(Simple?) Unicode Question

Sun Aug 30 13:30:48 EDT 2009

On Sun, 30 Aug 2009 02:36:49 +0000, Steven D'Aprano wrote:

>>> So long as your terminal has a sensible encoding, and you have a good
>>> quality font, you should be able to print any string you can create.
>> 
>> UTF-8 isn't a particularly sensible encoding for terminals.
> 
> Did I mention UTF-8?
> 
> Out of curiosity, why do you say that UTF-8 isn't sensible for terminals?

I don't think I've ever seen a terminal (whether an emulator running on a
PC or a hardware terminal) which supports anything like the entire Unicode
repertoire, along with right-to-left writing, complex scripts, etc. Even
support for double-width characters is uncommon.

If your terminal can't handle anything outside of ISO-8859-1, there isn't
any advantage to using UTF-8, and some disadvantages; e.g. a typical Unix
tty driver will delete the last *byte* from the input buffer when you
press backspace (Linux 2.6.* has the IUTF8 flag, but this is non-standard).

Historically, terminal I/O has tended to revolve around unibyte encodings,
with everything except the endpoints being encoding-agnostic. Anything
which falls outside of that is a dog's breakfast; it's no coincidence
that the word for "messed-up text" (arising from an encoding mismatch)
was borrowed from Japanese (mojibake).

Life is simpler if you can use a unibyte encoding. Apart from anything
else, the failure modes tend to be harmless. E.g. you get the wrong glyph
rather than two glyphs where you expected one. On a 7-bit channel, you get
the wrong printable character rather than a control character (this is why
ISO-8859-* reserves \x80-\x9F as control codes rather than using them as
printable characters).

>> And "Unicode font" is an oxymoron. You can merge a whole bunch of fonts
>> together and stuff them into a TTF file; that doesn't make them "a
>> font", though.
> 
> I never mentioned "Unicode font" either. In any case, there's no reason 
> why a skillful designer can't make a single font which covers the entire 
> Unicode range in a consistent style.

Consistency between unrelated scripts is neither realistic nor
desirable.

E.g.

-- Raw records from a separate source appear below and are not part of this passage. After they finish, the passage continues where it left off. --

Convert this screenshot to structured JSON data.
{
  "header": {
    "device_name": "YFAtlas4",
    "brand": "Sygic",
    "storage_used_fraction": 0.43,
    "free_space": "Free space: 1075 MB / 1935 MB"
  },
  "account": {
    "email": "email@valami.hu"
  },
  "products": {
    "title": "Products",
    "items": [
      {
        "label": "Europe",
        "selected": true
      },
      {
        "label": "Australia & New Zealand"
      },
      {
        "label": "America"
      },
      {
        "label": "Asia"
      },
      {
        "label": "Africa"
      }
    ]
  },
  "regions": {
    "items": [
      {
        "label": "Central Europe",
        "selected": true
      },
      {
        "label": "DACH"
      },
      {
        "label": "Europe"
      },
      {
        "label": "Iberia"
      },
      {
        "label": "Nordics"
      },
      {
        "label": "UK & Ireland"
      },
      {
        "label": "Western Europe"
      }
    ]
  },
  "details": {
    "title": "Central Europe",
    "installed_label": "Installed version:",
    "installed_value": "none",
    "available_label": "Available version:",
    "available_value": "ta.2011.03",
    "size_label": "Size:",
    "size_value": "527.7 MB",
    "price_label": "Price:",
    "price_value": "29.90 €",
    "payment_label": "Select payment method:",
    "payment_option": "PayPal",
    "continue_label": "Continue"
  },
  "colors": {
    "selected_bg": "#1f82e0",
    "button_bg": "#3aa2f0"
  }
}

Latin fonts tend to use uniform stroke widths unless they're
specifically designed to look like handwriting, whereas Han fonts tend to
prefer variable-width strokes which reflect the direction.

>> The main advantage of using Unicode internally is that you can associate
>> encodings with the specific points where data needs to be converted
>> to/from bytes, rather than having to carry the encoding details around
>> the program.
> 
> Surely the main advantage of Unicode is that it gives you a full and 
> consistent range of characters not limited to the 128 characters provided 
> by ASCII?

Nothing stops you from using other encodings, or from using multiple
encodings. But using multiple encodings means keeping track of the
encodings. This isn't impossible, and it may produce better results (e.g.
no information loss from Han unification), but it can be a lot more work.